«Era maggio. Il mese più bello dell’anno. Era il settimo giorno del mese: le nonae. C’era sole. C’erano i fiori sugli alberi e nei prati, c’erano, a chiudere l’orizzonte, le grandi montagne: le Alpi, ancora bianche di neve…. La gente scappava. Da tre, quattro giorni: per la strada che attraversava il villaggio di Proh venendo da Novara e dagli altri borghi della pianura si snodava una processione ininterrotta di uomini e di donne curvi sotto i peso delle cose che dovevano assolutamente essere portate in salvo e che i più ricchi avevano potuto caricare se un asino, su un cavallo o addirittura su un carro…» Così inizia il primo capitolo di Terre selvagge, il nuovo romanzo di Sebastiano Vassalli, che dopo quasi cinquant’anni lascia i “Supercoralli “di Einaudi, di cui è stato fino a oggi una delle bandiere, per passare nella collana “La Scala” di Rizzoli essendo dopotutto opinionista del “Corriere della Sera”. È un ritorno al romanzo storico di ampio respiro e ciò che conta è la qualità della scrittura capace di illuminare un momento storico dimenticato che tuttavia ha fatto epoca. Si tratta della battaglia dei Campi Raudii del 101 a.C. che ha meritato anche un dipinto di Tiepolo dal titolo La battaglia di Vercelli: in effetti il luogo dello scontro tra Romani e Cimbri è nella pianura tra Vercelli e Novara, dove lo scrittore vive e ha ambientato alcuni dei suoi maggiori romanzi, fin dal ’600 della Chimera, long seller entrato tra i libri più letti nei licei accanto ai Promessi sposi. Anche quest’ultimo libro ha le carte in regola per diventare una lettura amata dai giovani attratti dall’antica civiltà romana.

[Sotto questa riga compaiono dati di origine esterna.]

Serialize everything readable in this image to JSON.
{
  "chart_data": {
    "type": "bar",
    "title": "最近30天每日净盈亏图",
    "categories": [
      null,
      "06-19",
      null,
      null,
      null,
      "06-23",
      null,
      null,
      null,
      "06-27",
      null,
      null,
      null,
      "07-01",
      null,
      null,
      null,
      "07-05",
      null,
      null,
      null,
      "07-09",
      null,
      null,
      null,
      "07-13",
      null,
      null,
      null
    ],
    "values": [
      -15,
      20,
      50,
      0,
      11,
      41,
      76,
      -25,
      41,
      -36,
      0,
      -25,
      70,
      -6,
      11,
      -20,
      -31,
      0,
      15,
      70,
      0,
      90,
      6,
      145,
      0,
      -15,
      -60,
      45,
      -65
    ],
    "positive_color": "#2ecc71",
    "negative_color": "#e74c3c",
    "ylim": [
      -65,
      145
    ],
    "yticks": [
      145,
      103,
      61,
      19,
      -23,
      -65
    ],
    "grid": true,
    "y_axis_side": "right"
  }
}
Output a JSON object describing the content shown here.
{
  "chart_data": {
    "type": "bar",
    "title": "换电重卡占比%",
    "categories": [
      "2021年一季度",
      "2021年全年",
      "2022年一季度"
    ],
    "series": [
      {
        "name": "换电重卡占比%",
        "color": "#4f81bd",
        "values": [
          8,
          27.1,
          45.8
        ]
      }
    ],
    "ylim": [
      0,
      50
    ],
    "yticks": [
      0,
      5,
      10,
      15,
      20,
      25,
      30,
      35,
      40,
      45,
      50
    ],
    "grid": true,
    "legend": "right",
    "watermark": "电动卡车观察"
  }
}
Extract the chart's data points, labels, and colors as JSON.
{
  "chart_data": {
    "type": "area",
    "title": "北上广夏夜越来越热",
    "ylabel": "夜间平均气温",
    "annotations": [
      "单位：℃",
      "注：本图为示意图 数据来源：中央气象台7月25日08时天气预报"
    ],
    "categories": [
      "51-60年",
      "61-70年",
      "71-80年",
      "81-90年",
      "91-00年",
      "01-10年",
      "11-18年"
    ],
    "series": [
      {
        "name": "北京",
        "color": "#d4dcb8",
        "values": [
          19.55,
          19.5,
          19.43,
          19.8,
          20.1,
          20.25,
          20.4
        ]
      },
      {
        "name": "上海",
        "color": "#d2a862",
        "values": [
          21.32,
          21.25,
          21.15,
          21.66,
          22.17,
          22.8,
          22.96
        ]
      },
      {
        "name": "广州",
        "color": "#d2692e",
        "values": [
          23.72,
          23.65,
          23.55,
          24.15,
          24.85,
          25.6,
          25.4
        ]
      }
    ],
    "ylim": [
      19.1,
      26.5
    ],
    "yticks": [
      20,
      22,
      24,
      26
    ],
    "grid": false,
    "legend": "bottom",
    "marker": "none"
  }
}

Scrive Vassalli: «La pianura del Po è una lavagna su cui sono state scritte infinite storie che poi il tempo si è incaricato i cancellare per scriverne delle altre; e così deve anche essere successo con la madre di tutte le storie, cioè questa».
Dunque un grande narratore e la grande storia. Vassalli racconta una battaglia che ha cambiato la Storia: Terre selvagge è un viaggio nel tempo, in un’Italia ancora misteriosa, così vicina e così lontana da quella che conosciamo. Un romanzo che è una lettura da consigliare per capire la storia antica e la storia attuale. Dal risvolto di copertina: «Ai piedi del monte Rosa, impassibile nella sua armatura di ghiacci, dimora degli dei, centro del mondo conosciuto, si estende una pianura fitta di boschi e pericoli. In questa terra a sud delle Alpi, disabitata e talmente inospitale che nel 101 a.C. non ha ancora un nome, sono schierati uno di fronte all’altro, su una superficie lunga chilometri, i due eserciti più grandi del continente. Duecentomila uomini pronti a combattere corpo a corpo, a massacrarsi fino allo stremo: a fare la guerra nel modo in cui la guerra veniva fatta oltre due millenni fa. Da una parte un popolo di invasori, anzi di “diavoli”, che ha percorso l’Europa in lungo e in largo, portando distruzione ovunque, ed è dilagato nella valle del Po saccheggiando città e villaggi, mettendo in fuga gli abitanti. È il popolo dei Cimbri, invincibile da vent’anni e deciso, forse, ad attaccare persino Roma. Dall’altra parte c’è il console Caio Mario, l’uomo nuovo della politica, con il suo esercito di plebei ed ex schiavi, l’ultimo in difesa dell’Urbe. Quella che stanno per affrontare non è una battaglia, è lo scontro tra due civiltà al bivio cruciale della sopravvivenza, è un evento destinato a cambiare la Storia. Terre selvagge è un viaggio nel tempo, in un’Italia ancora misteriosa, così vicina e così lontana da quella che conosciamo. È il racconto di una pagina drammatica della vicenda umana, finora avvolta da incertezze, falsità e malintesi. È, soprattutto, un maestoso mosaico di ambizioni e di paure, nel quale è custodita la chiave per capire molte cose anche del presente».
Sebastiano Vassalli, Terre selvagge. Campi Raudii, Rizzoli, Milano 2014, pp. 304, euro 18.